Die Wohngemeinschaft im Alter

Bildquelle: © Jupiterimages/Photos.com/Thinkstock

Wie sich die Zeiten doch ändern! Setzte man den Begriff Wohngemeinschaft, und in besonderem Maße die im deutschen Sprachgebrauch übliche Abkürzung „WG“, anno dazumal noch mit wilden Studentenkommunen und provisorischen Wohnverhältnissen gleich, ist dieses Konzept heute gang und gäbe. Die Gründe für diesen Wandel sind mannigfaltig: Der demografische Wandel, die hohen Mietpreise in den Metropolregionen und gesellschaftliche Veränderungen tragen sicherlich ihren Teil dazu bei. Senioren profitieren von dem Zusammenleben in einer WG, weil die gegenseitige Hilfe und die Geselligkeit zu einer höheren Lebensqualität führen.

WGs gibt es nicht nur für junge Leute

Die Wohngemeinschaft ist in der Mitte der Gesellschaft angekommen. Wer in Städten wie Berlin, München oder Hamburg eine neue Wohnung sucht, die horrenden Mietpreise aber nicht alleine tragen möchte, der sollte sich vielleicht nach einer passenden WG umschauen. Das ist längst nicht mehr nur etwas für junge Leute und leider ist es vielerorts auch gar nicht mehr so leicht, einen attraktiven WG-Platz zu ergattern. Sogenannte WG-Castings stehen an der Tagesordnung, lange Bewerberlisten liegen aus und Massenbesichtigungen sind nichts Ungewöhnliches. Natürlich sind derartige Zustände unter jungen Leuten verbreiteter und vor allem Studenten müssen, eingedenk ihres sehr geringen Einkommens, mit der Gemeinschaftswohnung oder einem entsprechenden Studentenheim vorlieb nehmen. Für ältere Menschen, die sich vielleicht mit Gleichgesinnten eine hübsche Wohnung aussuchen, ergeben sich indes gravierende Vorteile!

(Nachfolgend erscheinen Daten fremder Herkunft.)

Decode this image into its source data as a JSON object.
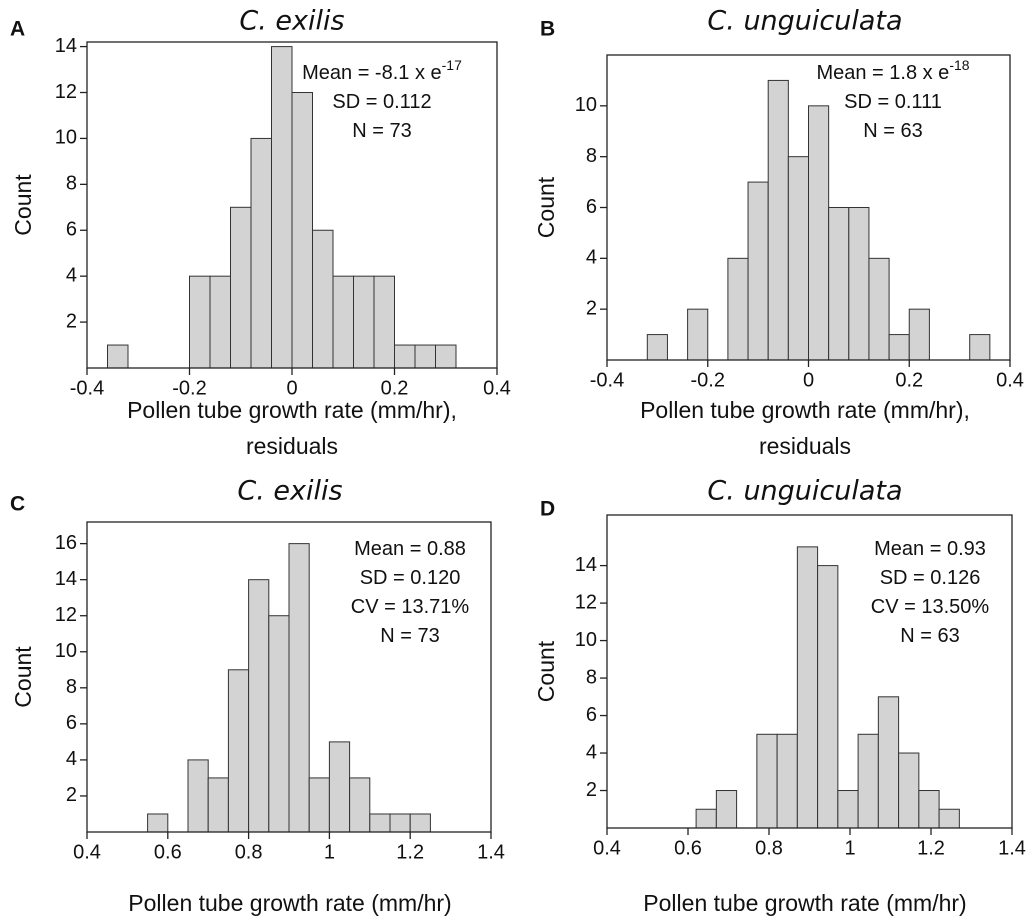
{
  "chart_data": [
    {
      "type": "histogram",
      "label": "A",
      "title": "C. exilis",
      "ylabel": "Count",
      "xlabel": [
        "Pollen tube growth rate (mm/hr),",
        "residuals"
      ],
      "bins": [
        -0.36,
        -0.32,
        -0.28,
        -0.24,
        -0.2,
        -0.16,
        -0.12,
        -0.08,
        -0.04,
        0,
        0.04,
        0.08,
        0.12,
        0.16,
        0.2,
        0.24,
        0.28,
        0.32
      ],
      "values": [
        1,
        0,
        0,
        0,
        4,
        4,
        7,
        10,
        14,
        12,
        6,
        4,
        4,
        4,
        1,
        1,
        1
      ],
      "color": "#d3d3d3",
      "xlim": [
        -0.4,
        0.4
      ],
      "xticks": [
        -0.4,
        -0.2,
        0,
        0.2,
        0.4
      ],
      "ylim": [
        0,
        14.2
      ],
      "yticks": [
        2,
        4,
        6,
        8,
        10,
        12,
        14
      ],
      "annotations": [
        {
          "text": "Mean = -8.1 x e",
          "sup": "-17"
        },
        {
          "text": "SD = 0.112"
        },
        {
          "text": "N = 73"
        }
      ]
    },
    {
      "type": "histogram",
      "label": "B",
      "title": "C. unguiculata",
      "ylabel": "Count",
      "xlabel": [
        "Pollen tube growth rate (mm/hr),",
        "residuals"
      ],
      "bins": [
        -0.32,
        -0.28,
        -0.24,
        -0.2,
        -0.16,
        -0.12,
        -0.08,
        -0.04,
        0,
        0.04,
        0.08,
        0.12,
        0.16,
        0.2,
        0.24,
        0.28,
        0.32,
        0.36
      ],
      "values": [
        1,
        0,
        2,
        0,
        4,
        7,
        11,
        8,
        10,
        6,
        6,
        4,
        1,
        2,
        0,
        0,
        1
      ],
      "color": "#d3d3d3",
      "xlim": [
        -0.4,
        0.4
      ],
      "xticks": [
        -0.4,
        -0.2,
        0,
        0.2,
        0.4
      ],
      "ylim": [
        0,
        12
      ],
      "yticks": [
        2,
        4,
        6,
        8,
        10
      ],
      "annotations": [
        {
          "text": "Mean = 1.8 x e",
          "sup": "-18"
        },
        {
          "text": "SD = 0.111"
        },
        {
          "text": "N = 63"
        }
      ]
    },
    {
      "type": "histogram",
      "label": "C",
      "title": "C. exilis",
      "ylabel": "Count",
      "xlabel": [
        "Pollen tube growth rate (mm/hr)"
      ],
      "bins": [
        0.55,
        0.6,
        0.65,
        0.7,
        0.75,
        0.8,
        0.85,
        0.9,
        0.95,
        1,
        1.05,
        1.1,
        1.15,
        1.2,
        1.25
      ],
      "values": [
        1,
        0,
        4,
        3,
        9,
        14,
        12,
        16,
        3,
        5,
        3,
        1,
        1,
        1
      ],
      "color": "#d3d3d3",
      "xlim": [
        0.4,
        1.4
      ],
      "xticks": [
        0.4,
        0.6,
        0.8,
        1,
        1.2,
        1.4
      ],
      "ylim": [
        0,
        17.2
      ],
      "yticks": [
        2,
        4,
        6,
        8,
        10,
        12,
        14,
        16
      ],
      "annotations": [
        {
          "text": "Mean = 0.88"
        },
        {
          "text": "SD = 0.120"
        },
        {
          "text": "CV = 13.71%"
        },
        {
          "text": "N = 73"
        }
      ]
    },
    {
      "type": "histogram",
      "label": "D",
      "title": "C. unguiculata",
      "ylabel": "Count",
      "xlabel": [
        "Pollen tube growth rate (mm/hr)"
      ],
      "bins": [
        0.62,
        0.67,
        0.72,
        0.77,
        0.82,
        0.87,
        0.92,
        0.97,
        1.02,
        1.07,
        1.12,
        1.17,
        1.22,
        1.27
      ],
      "values": [
        1,
        2,
        0,
        5,
        5,
        15,
        14,
        2,
        5,
        7,
        4,
        2,
        1
      ],
      "color": "#d3d3d3",
      "xlim": [
        0.4,
        1.4
      ],
      "xticks": [
        0.4,
        0.6,
        0.8,
        1,
        1.2,
        1.4
      ],
      "ylim": [
        0,
        16.7
      ],
      "yticks": [
        2,
        4,
        6,
        8,
        10,
        12,
        14
      ],
      "annotations": [
        {
          "text": "Mean = 0.93"
        },
        {
          "text": "SD = 0.126"
        },
        {
          "text": "CV = 13.50%"
        },
        {
          "text": "N = 63"
        }
      ]
    }
  ]
}
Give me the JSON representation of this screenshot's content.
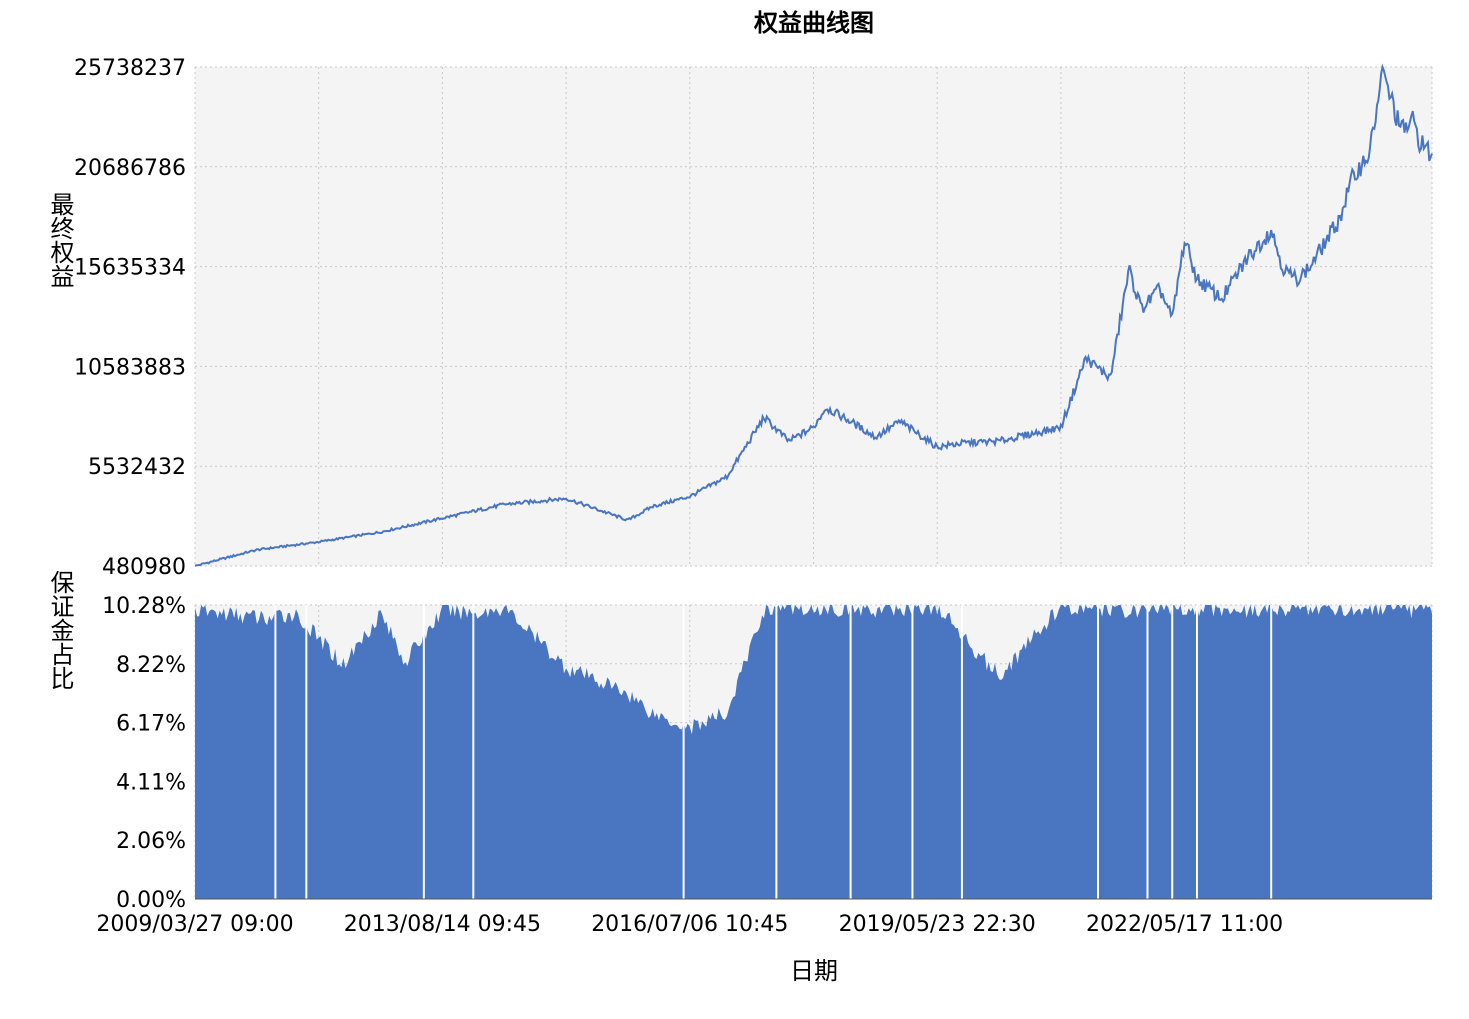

Mehr Lebensfreude in der Gemeinschaft

Selbstbestimmung und Lebensfreude nehmen im Alter unweigerlich ab. Barrierefreie Wohnkonzepte können dabei helfen, länger ein selbstbestimmtes Leben zu führen. Was ist aber, wenn man alleine wohnt und den Alltag einfach nicht mehr meistern kann? Was kann man tun, wenn man sich im Alter einsam und isoliert fühlt? Wohngemeinschaften für ältere Menschen sind in diesem Zusammenhang eine gute Lösung. Wenn sich die Zusammenlebenden gut verstehen, sich gegenseitig helfen und Gesellschaft leisten, steigt die Lebensqualität ganz deutlich. Und auch wenn viele ältere Menschen das WG-Leben eher als Notlösung ansehen, ziehen sie es meist dem Aufenthalt in einer Pflegeeinrichtung vor.